LC-01 Abstract

Modeling the Scale Dependent Drivers of LCLU Dynamics in Northeastern Ecuador: Simulating Patterns of Landscape Change and Assessing their Cause and Consequence through Multi-Level Models and Cellular Automata

Richard E. Bilsborrow, University of North Carolina (US-PI)
Alicia Ruiz,  CEPAR (SA-PI)
Stephen J. Walsh, University of North Carolina (US-PI)

Using longitudinal household survey data collected in 1990 and 1999, a 2000 community survey, a multi-resolution remote sensing time series, GIS coverage of resource potentials and endowments, and field verification and geodetic control data, we analyze the determinants of changes in LCLU at the plot, sector, and regional levels, and annual and decadal periods. 

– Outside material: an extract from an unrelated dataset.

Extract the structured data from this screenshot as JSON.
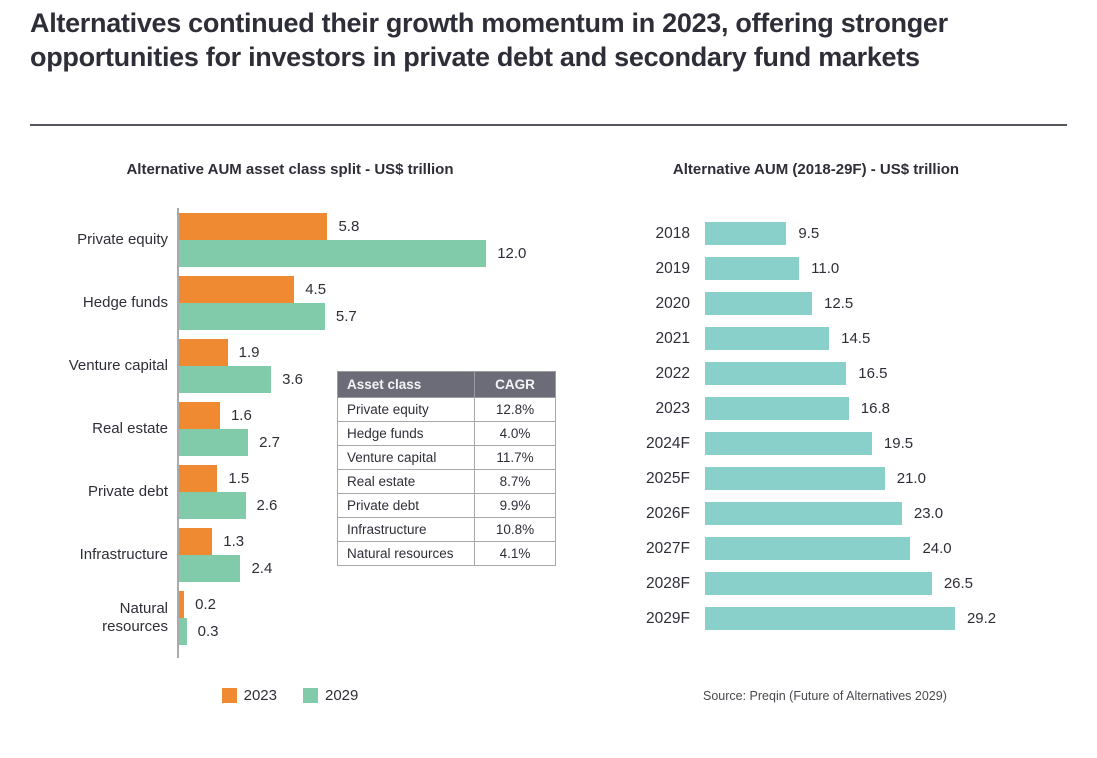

The fundamental research questions revolve around (a) the rates, and mechanisms of forest conversion to agricultural and urban uses, (b) the relative importance of exogenous and endogenous variables on these land uses, (c) the associated scale dependant drivers of LCLU dynamics and patterns operating across socio-economic and demographic, biophysical, and geographical domains; (d) rate and pattern of land conversion from forest to agricultural crops, pasture, secondary plant succession, and urbanization, as well as the rate and pattern of land abandonment at the farm level; and (e) plausible scenarios of future land cover change and their policy implications as assessed multi-level models that are responsive to multi-scale effects as well as spatial simulations of LCLU dynamics through a cellular automata approach.

The survey periods and the assembled satellite time-series images serve as our reference dates that are integrated to define relationships through (1) multivariate logit models of LCLU for 1990, 1999, and for changes between those two survey periods; (2) satellite image classifications and change-detections of LULC dynamics, space-time trajectories of pixel histories, and pattern metrics of landscape organization to define LCLU composition and spatial structure; (3) LCLU simulation through cellular automata, informed by the satellite and multivariate models of LCLU change, to create spatial simulations of LULC dynamics; and (4) multi-level models to integrate variables and effects from multiple scales into an integrated model of LCLU dynamics to assess the scale dependence of variable interactions on LCLU patterns. 

The analysis will be framed within a dynamic systems approach that emphasizes non-linear relationships, feedback, mechanisms, and critical thresholds in population-environment interactions. Theoretical foundations include principles involving the interplay of political ecology, human ecology, landscape ecology, and complexity theory.